As ice crystals begin to form, however, electrical forces lock their constituent molecules into a three-dimensional lattice, and in this lattice the molecules are held at fixed distances that are slightly greater, on average, than those prevailing among the jostling molecules in liquid water. For this reason, water in the form of ice is slightly lighter than the cold water around it—the  density of the ice is lower—and, so, ice floats. Water’s density is highest at roughly 4 degrees Celsius (39 degrees Fahrenheit). The greater average separation of water molecules in ice is why the iceberg we saw in LeConte Sound and the plates of ice we saw in Lake Superior floated rather than sinking.

Thus, the fact that the locked-in H2O molecules in ice are slightly farther apart than are the molecules darting about in near-freezing water explains two familiar facts: (a) ice floats, and (b) ice expands. The floating of ice is important to life on Earth. It is what keeps many lakes from freezing all the way through during a cold winter, thereby sparing the aquatic organisms living there from death by freezing. And we humans who live in a region with cold winters are acutely aware that water expands as it freezes because this roughly 8% expansion can lead to water pipes bursting! Freezing and thawing is also an important factor in the weathering of rock and thus ultimately in the formation of new soil.
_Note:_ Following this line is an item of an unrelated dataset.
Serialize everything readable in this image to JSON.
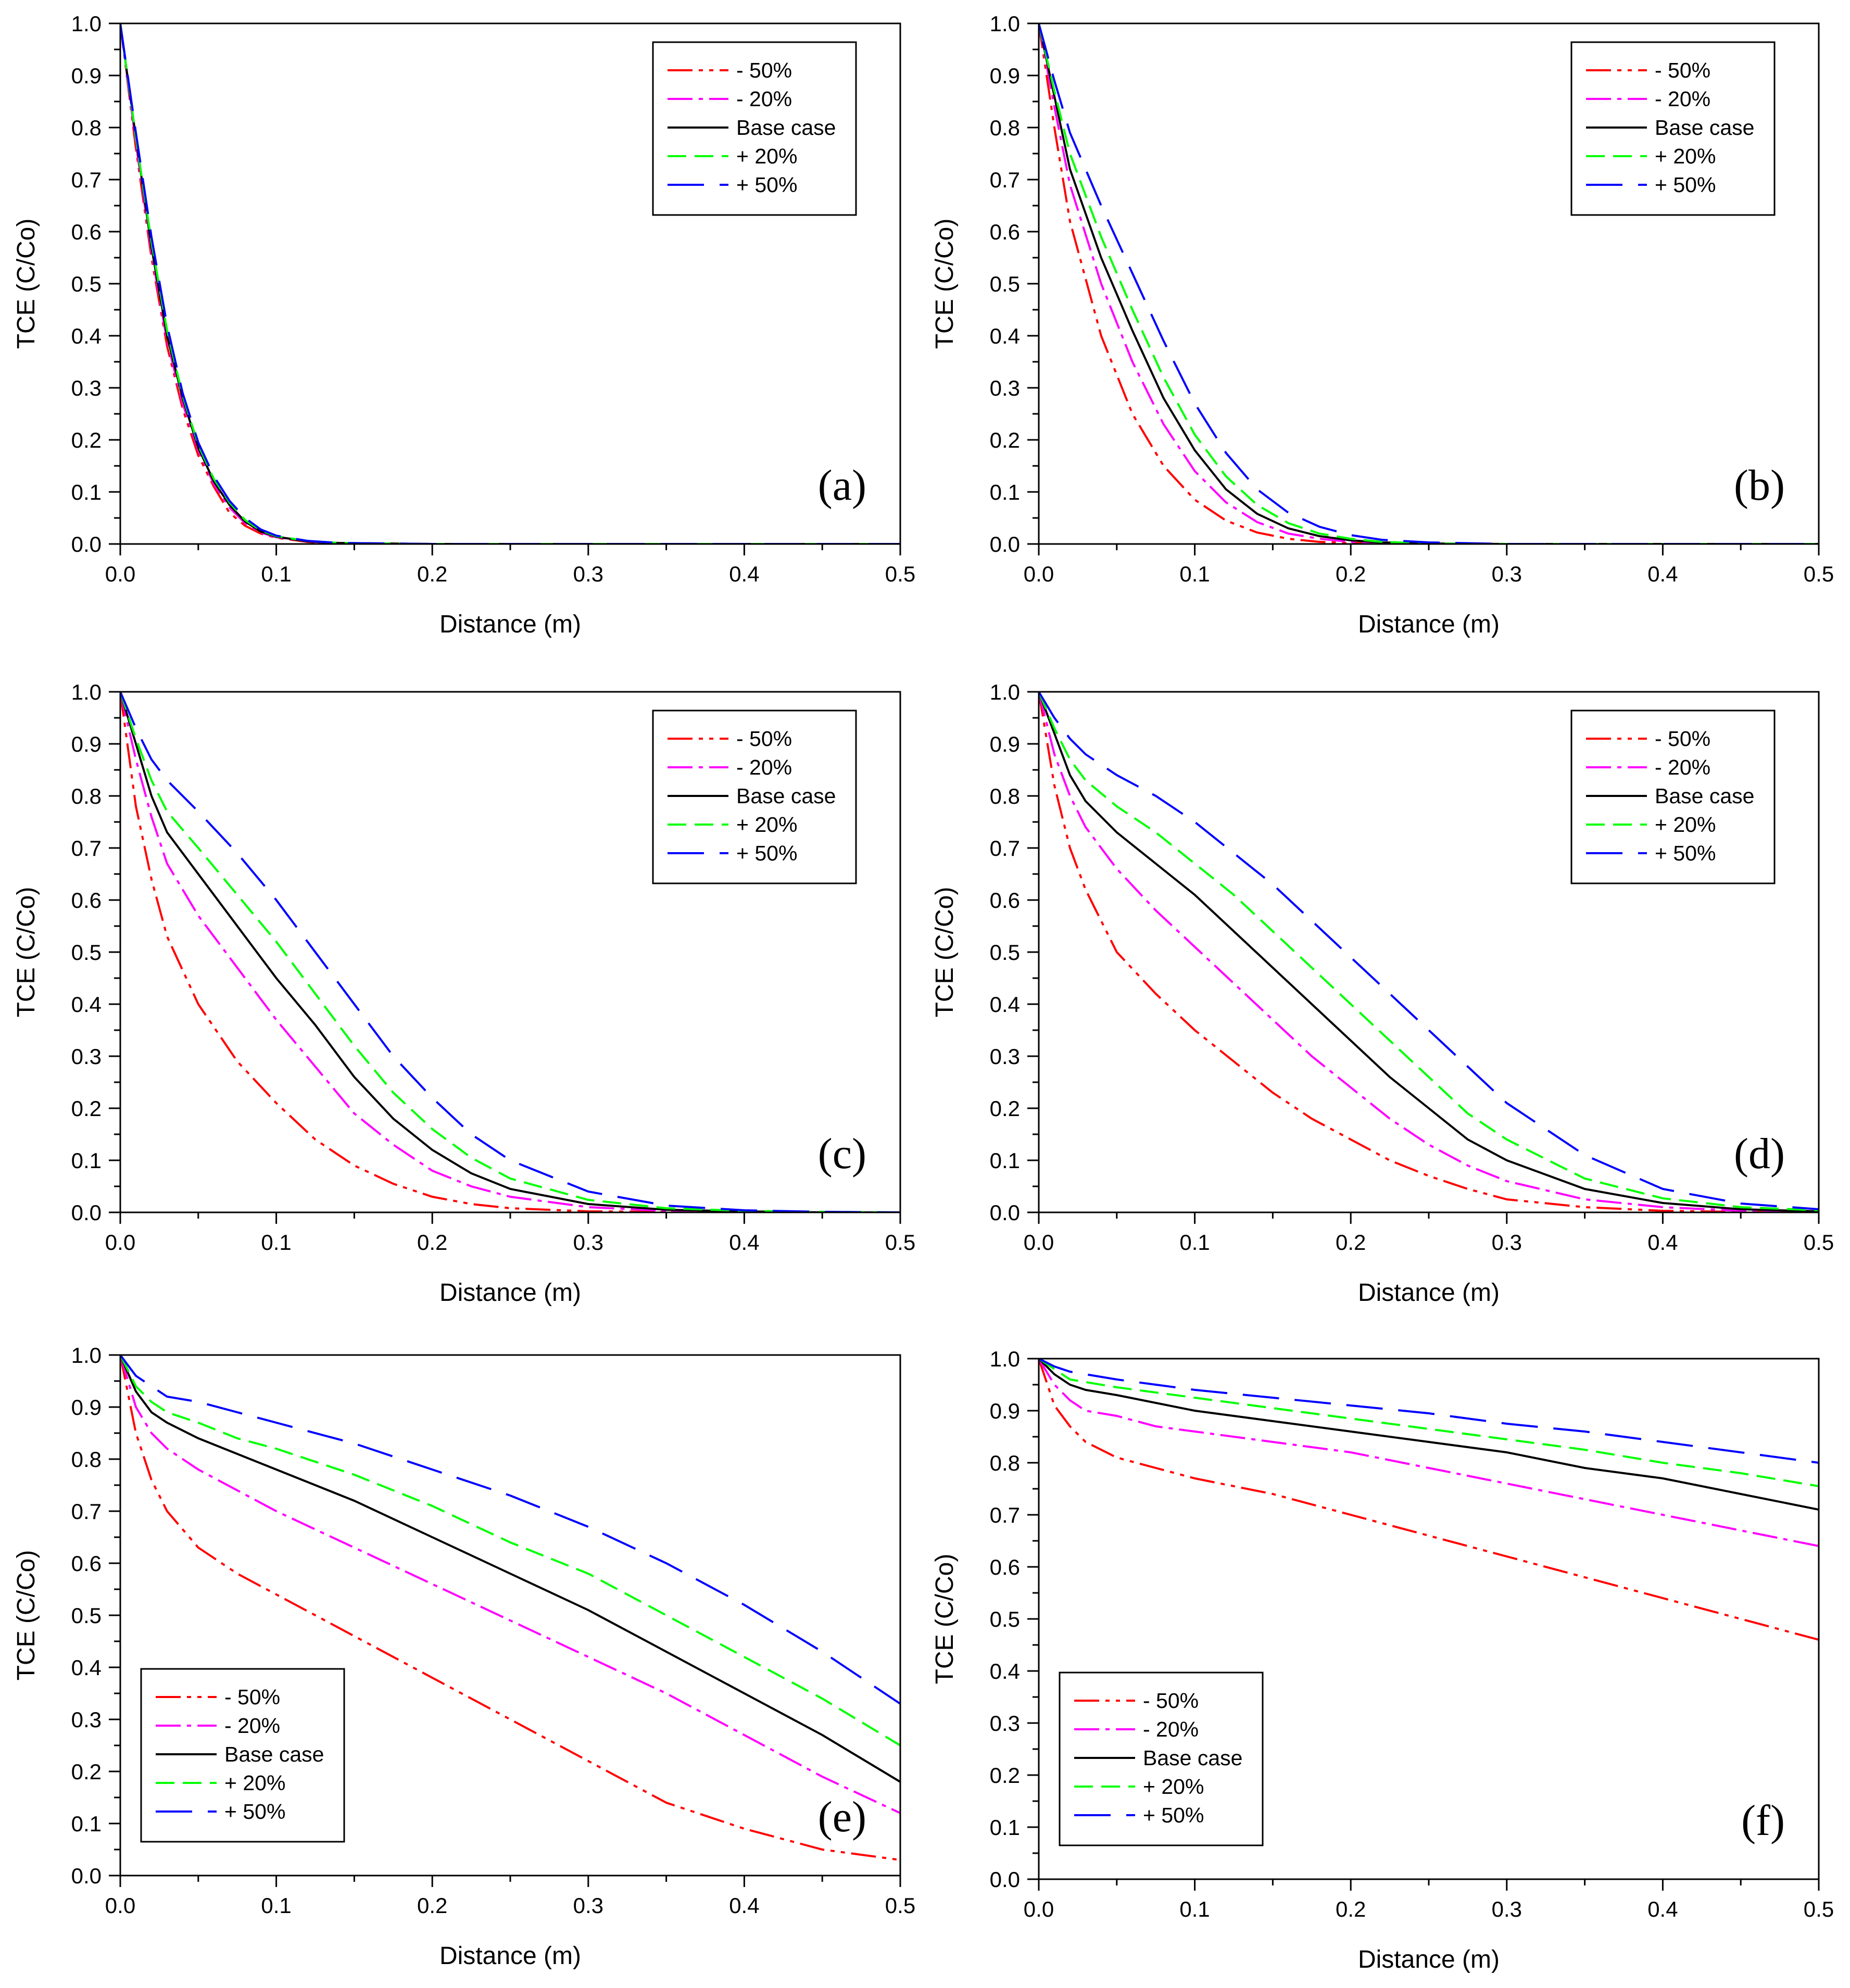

On the other hand, the expansion of ice relative to cold water is a threat to living organisms, because when ice forms within cells it tears apart the membranes that form the boundary between the interior of the cells and their environment and thereby kills them. Organisms that live in freezing environments have evolved special mechanisms to deal with this threat.

THE DYNAMIC LIFE OF MOLECULES

As we routinely move about the world, we almost never think of the fact that all of the molecular constituents of our world are in constant motion. This is as true of the molecules that make up our own bodies as it is of the molecules comprising air, water, and the bodies of other living creatures all around us. Does bringing the incessant movement of all atoms and molecules to mind affect your sense of your own presence on the planet? Does it leave a mark on your appreciation of the many mechanisms that brought your body into existence? Does it enrich your understanding of the many interrelationships we examined in the post The Earth System? Try it and see!